We got one about a year ago and just recently started using it – and I LOVE it.  Awesome to use especially on zucchini/summer squash – you can sauté your zoodles in a little olive oil and whatever spices you like, or they are actually good raw too, for a nice cool, crisp dish.

The possibilities are endless, too. I follow a woman on Instagram – Inspiralized – and she is always coming up with cool stuff.

Bonus part is that many young children think zoodles are pasta, so they are all about it, and its a great (albeit slightly sneaky!) way to get more veggies in your little ones!

Got any good veggetti recipes to share?

Food Swap Friday – Balsamic Vinegar for Creamy Salad Dressings

What do you like on your salad? Do you opt for the cleaner vinaigrettes, or balsamic vinegar?

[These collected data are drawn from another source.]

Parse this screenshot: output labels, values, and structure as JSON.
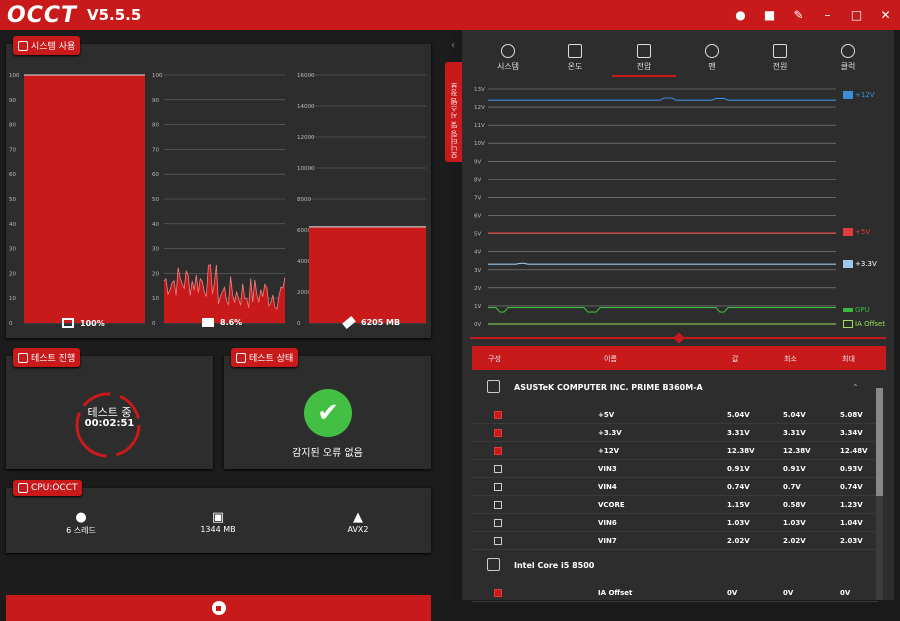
{
  "app": {
    "title": "OCCT",
    "version": "V5.5.5"
  },
  "titlebar_icons": [
    "info-icon",
    "camera-icon",
    "wrench-icon",
    "minimize-icon",
    "maximize-icon",
    "close-icon"
  ],
  "system_usage": {
    "label": "시스템 사용",
    "cpu": {
      "axis": [
        "100",
        "90",
        "80",
        "70",
        "60",
        "50",
        "40",
        "30",
        "20",
        "10",
        "0"
      ],
      "value_label": "100%",
      "value": 100
    },
    "gpu": {
      "axis": [
        "100",
        "90",
        "80",
        "70",
        "60",
        "50",
        "40",
        "30",
        "20",
        "10",
        "0"
      ],
      "value_label": "8.6%",
      "value": 8.6
    },
    "ram": {
      "axis": [
        "16000",
        "14000",
        "12000",
        "10000",
        "8000",
        "6000",
        "4000",
        "2000",
        "0"
      ],
      "value_label": "6205 MB",
      "value": 6205
    }
  },
  "test_progress": {
    "label": "테스트 진행",
    "status": "테스트 중",
    "time": "00:02:51"
  },
  "test_status": {
    "label": "테스트 상태",
    "message": "감지된 오류 없음"
  },
  "cpu_test": {
    "label": "CPU:OCCT",
    "threads": "6 스레드",
    "memory": "1344 MB",
    "instruction": "AVX2"
  },
  "side_tab": {
    "label": "모니터링 및 시스템 정보"
  },
  "monitor": {
    "tabs": [
      "시스템",
      "온도",
      "전압",
      "팬",
      "전원",
      "클럭"
    ],
    "active_tab": "전압",
    "y_axis": [
      "13V",
      "12V",
      "11V",
      "10V",
      "9V",
      "8V",
      "7V",
      "6V",
      "5V",
      "4V",
      "3V",
      "2V",
      "1V",
      "0V"
    ],
    "series": [
      {
        "name": "+12V",
        "color": "#3b8fd9"
      },
      {
        "name": "+5V",
        "color": "#e33b3d"
      },
      {
        "name": "+3.3V",
        "color": "#a0c8e8"
      },
      {
        "name": "GPU",
        "color": "#3fb83f"
      },
      {
        "name": "IA Offset",
        "color": "#9be05a"
      }
    ]
  },
  "table": {
    "headers": {
      "config": "구성",
      "name": "이름",
      "value": "값",
      "min": "최소",
      "max": "최대"
    },
    "groups": [
      {
        "name": "ASUSTeK COMPUTER INC. PRIME B360M-A",
        "rows": [
          {
            "checked": true,
            "name": "+5V",
            "value": "5.04V",
            "min": "5.04V",
            "max": "5.08V"
          },
          {
            "checked": true,
            "name": "+3.3V",
            "value": "3.31V",
            "min": "3.31V",
            "max": "3.34V"
          },
          {
            "checked": true,
            "name": "+12V",
            "value": "12.38V",
            "min": "12.38V",
            "max": "12.48V"
          },
          {
            "checked": false,
            "name": "VIN3",
            "value": "0.91V",
            "min": "0.91V",
            "max": "0.93V"
          },
          {
            "checked": false,
            "name": "VIN4",
            "value": "0.74V",
            "min": "0.7V",
            "max": "0.74V"
          },
          {
            "checked": false,
            "name": "VCORE",
            "value": "1.15V",
            "min": "0.58V",
            "max": "1.23V"
          },
          {
            "checked": false,
            "name": "VIN6",
            "value": "1.03V",
            "min": "1.03V",
            "max": "1.04V"
          },
          {
            "checked": false,
            "name": "VIN7",
            "value": "2.02V",
            "min": "2.02V",
            "max": "2.03V"
          }
        ]
      },
      {
        "name": "Intel Core i5 8500",
        "rows": [
          {
            "checked": true,
            "name": "IA Offset",
            "value": "0V",
            "min": "0V",
            "max": "0V"
          }
        ]
      }
    ]
  }
}
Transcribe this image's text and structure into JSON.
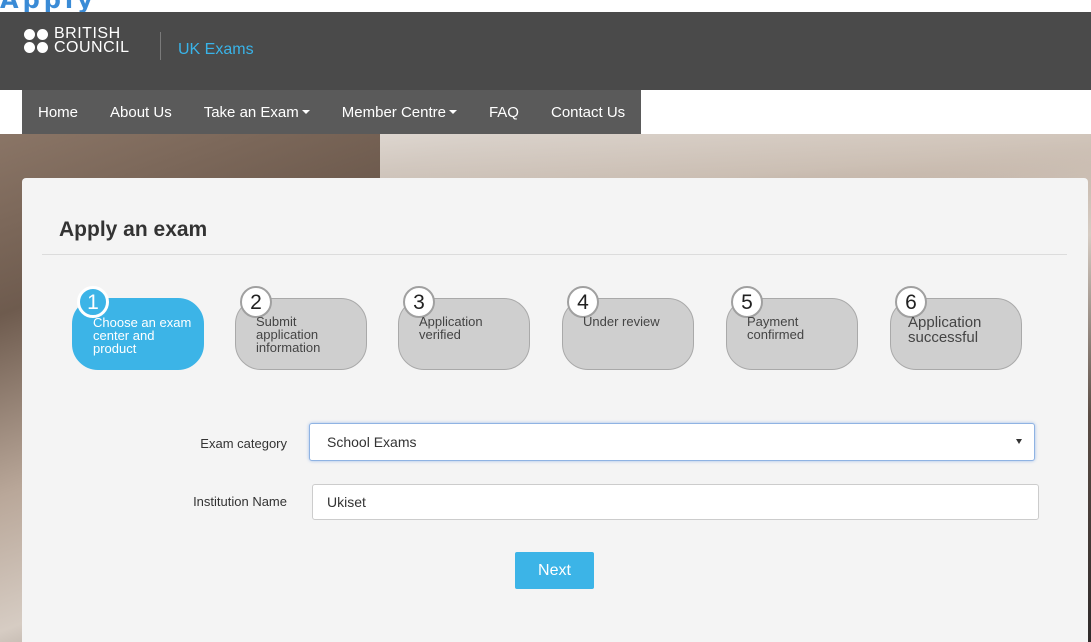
{
  "partial_title": "Apply",
  "header": {
    "logo_line1": "BRITISH",
    "logo_line2": "COUNCIL",
    "site_name": "UK Exams"
  },
  "nav": [
    {
      "label": "Home",
      "dropdown": false
    },
    {
      "label": "About Us",
      "dropdown": false
    },
    {
      "label": "Take an Exam",
      "dropdown": true
    },
    {
      "label": "Member Centre",
      "dropdown": true
    },
    {
      "label": "FAQ",
      "dropdown": false
    },
    {
      "label": "Contact Us",
      "dropdown": false
    }
  ],
  "page": {
    "title": "Apply an exam"
  },
  "steps": [
    {
      "number": "1",
      "label": "Choose an exam center and product",
      "active": true
    },
    {
      "number": "2",
      "label": "Submit application information",
      "active": false
    },
    {
      "number": "3",
      "label": "Application verified",
      "active": false
    },
    {
      "number": "4",
      "label": "Under review",
      "active": false
    },
    {
      "number": "5",
      "label": "Payment confirmed",
      "active": false
    },
    {
      "number": "6",
      "label": "Application successful",
      "active": false
    }
  ],
  "form": {
    "exam_category_label": "Exam category",
    "exam_category_value": "School Exams",
    "institution_label": "Institution Name",
    "institution_value": "Ukiset",
    "next_label": "Next"
  },
  "colors": {
    "accent": "#3cb4e7",
    "header_bg": "#4a4a4a",
    "nav_bg": "#5a5a5a",
    "site_name": "#39b3e8",
    "step_inactive": "#cfcfcf"
  }
}
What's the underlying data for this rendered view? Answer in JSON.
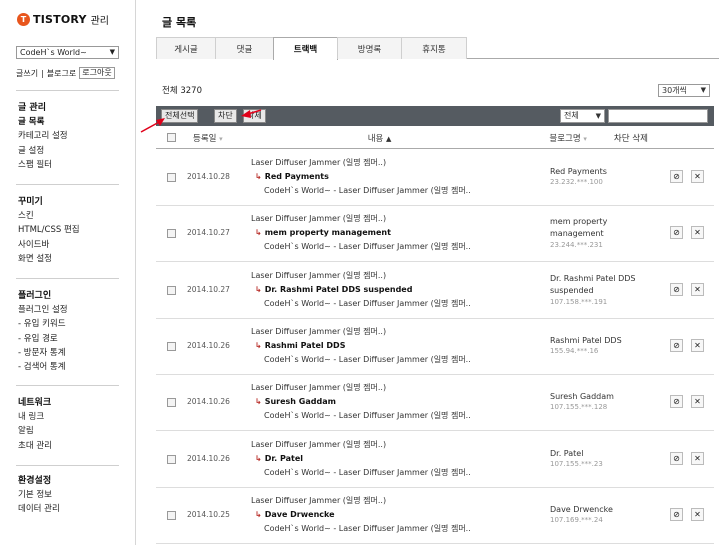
{
  "sidebar": {
    "logo": {
      "brand": "TISTORY",
      "suffix": "관리",
      "mark": "T"
    },
    "blog_select": "CodeH`s World~",
    "links": [
      "글쓰기",
      "블로그로",
      "로그아웃"
    ],
    "groups": [
      {
        "title": "글 관리",
        "items": [
          "글 목록",
          "카테고리 설정",
          "글 설정",
          "스팸 필터"
        ]
      },
      {
        "title": "꾸미기",
        "items": [
          "스킨",
          "HTML/CSS 편집",
          "사이드바",
          "화면 설정"
        ]
      },
      {
        "title": "플러그인",
        "items": [
          "플러그인 설정",
          "- 유입 키워드",
          "- 유입 경로",
          "- 방문자 통계",
          "- 검색어 통계"
        ]
      },
      {
        "title": "네트워크",
        "items": [
          "내 링크",
          "알림",
          "초대 관리"
        ]
      },
      {
        "title": "환경설정",
        "items": [
          "기본 정보",
          "데이터 관리"
        ]
      }
    ]
  },
  "main": {
    "title": "글 목록",
    "tabs": [
      "게시글",
      "댓글",
      "트랙백",
      "방명록",
      "휴지통"
    ],
    "active_tab": "트랙백",
    "total_label": "전체",
    "total_count": "3270",
    "per_page": "30개씩",
    "toolbar": {
      "select_all": "전체선택",
      "block": "차단",
      "delete": "삭제",
      "filter": "전체"
    },
    "columns": {
      "date": "등록일",
      "content": "내용",
      "blog": "블로그명",
      "actions": "차단 삭제"
    },
    "rows": [
      {
        "date": "2014.10.28",
        "post": "Laser Diffuser Jammer (일명 젬머..)",
        "title": "Red Payments",
        "sub": "CodeH`s World~ - Laser Diffuser Jammer (일명 젬머..",
        "blog": "Red Payments",
        "ip": "23.232.***.100"
      },
      {
        "date": "2014.10.27",
        "post": "Laser Diffuser Jammer (일명 젬머..)",
        "title": "mem property management",
        "sub": "CodeH`s World~ - Laser Diffuser Jammer (일명 젬머..",
        "blog": "mem property management",
        "ip": "23.244.***.231"
      },
      {
        "date": "2014.10.27",
        "post": "Laser Diffuser Jammer (일명 젬머..)",
        "title": "Dr. Rashmi Patel DDS suspended",
        "sub": "CodeH`s World~ - Laser Diffuser Jammer (일명 젬머..",
        "blog": "Dr. Rashmi Patel DDS suspended",
        "ip": "107.158.***.191"
      },
      {
        "date": "2014.10.26",
        "post": "Laser Diffuser Jammer (일명 젬머..)",
        "title": "Rashmi Patel DDS",
        "sub": "CodeH`s World~ - Laser Diffuser Jammer (일명 젬머..",
        "blog": "Rashmi Patel DDS",
        "ip": "155.94.***.16"
      },
      {
        "date": "2014.10.26",
        "post": "Laser Diffuser Jammer (일명 젬머..)",
        "title": "Suresh Gaddam",
        "sub": "CodeH`s World~ - Laser Diffuser Jammer (일명 젬머..",
        "blog": "Suresh Gaddam",
        "ip": "107.155.***.128"
      },
      {
        "date": "2014.10.26",
        "post": "Laser Diffuser Jammer (일명 젬머..)",
        "title": "Dr. Patel",
        "sub": "CodeH`s World~ - Laser Diffuser Jammer (일명 젬머..",
        "blog": "Dr. Patel",
        "ip": "107.155.***.23"
      },
      {
        "date": "2014.10.25",
        "post": "Laser Diffuser Jammer (일명 젬머..)",
        "title": "Dave Drwencke",
        "sub": "CodeH`s World~ - Laser Diffuser Jammer (일명 젬머..",
        "blog": "Dave Drwencke",
        "ip": "107.169.***.24"
      }
    ]
  },
  "icons": {
    "block": "block-icon",
    "delete": "close-icon",
    "trackback_arrow": "trackback-arrow-icon"
  },
  "colors": {
    "logo": "#e8561d",
    "toolbar": "#555b61",
    "arrow": "#b9302b",
    "annotation": "#e0001a"
  }
}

Or do you prefer those creamy salad dressings? I know they taste good, but they are loaded with all sorts of stuff you don’t need!

A healthy food swap you can make is to substitute balsamic for creamy dressings, cutting your fat, carbs and calories way down.

I used to go nuts for the creamy stuff but I now find I prefer balsamic, or my all time favorite, raspberry walnut vinaigrette. So tasty.

Balsamic for Creamy Salad Dressing

Food Swap Friday – Olive Oil instead of Butter

Butter. Most people love it, or at least like it. Few people can eat it on a regular basis and not pay the price for it, healthwise.  Right off the bat I will say it is not the worst thing you could consume – but it’s not the best, either.

Food Swap - Olive Oil for Butter

To raise your good cholesterol and lower your bad cholesterol, replace carbohydrates with unsaturated fat. For recipes that call for Butter, you are usually okay, and better off, to swap olive oil (or canola oil) for butter.

A simple nutrition breakdown is here: 1 tablespoon of olive oil has 14 grams fat, 2 of which are saturated; 1 tablespoon of Canola oil has 14 grams fat, 1 gram saturated; while 1 tablespoon butter has 11 grams fat, 7 of which are saturated. It is this difference that really makes all the difference!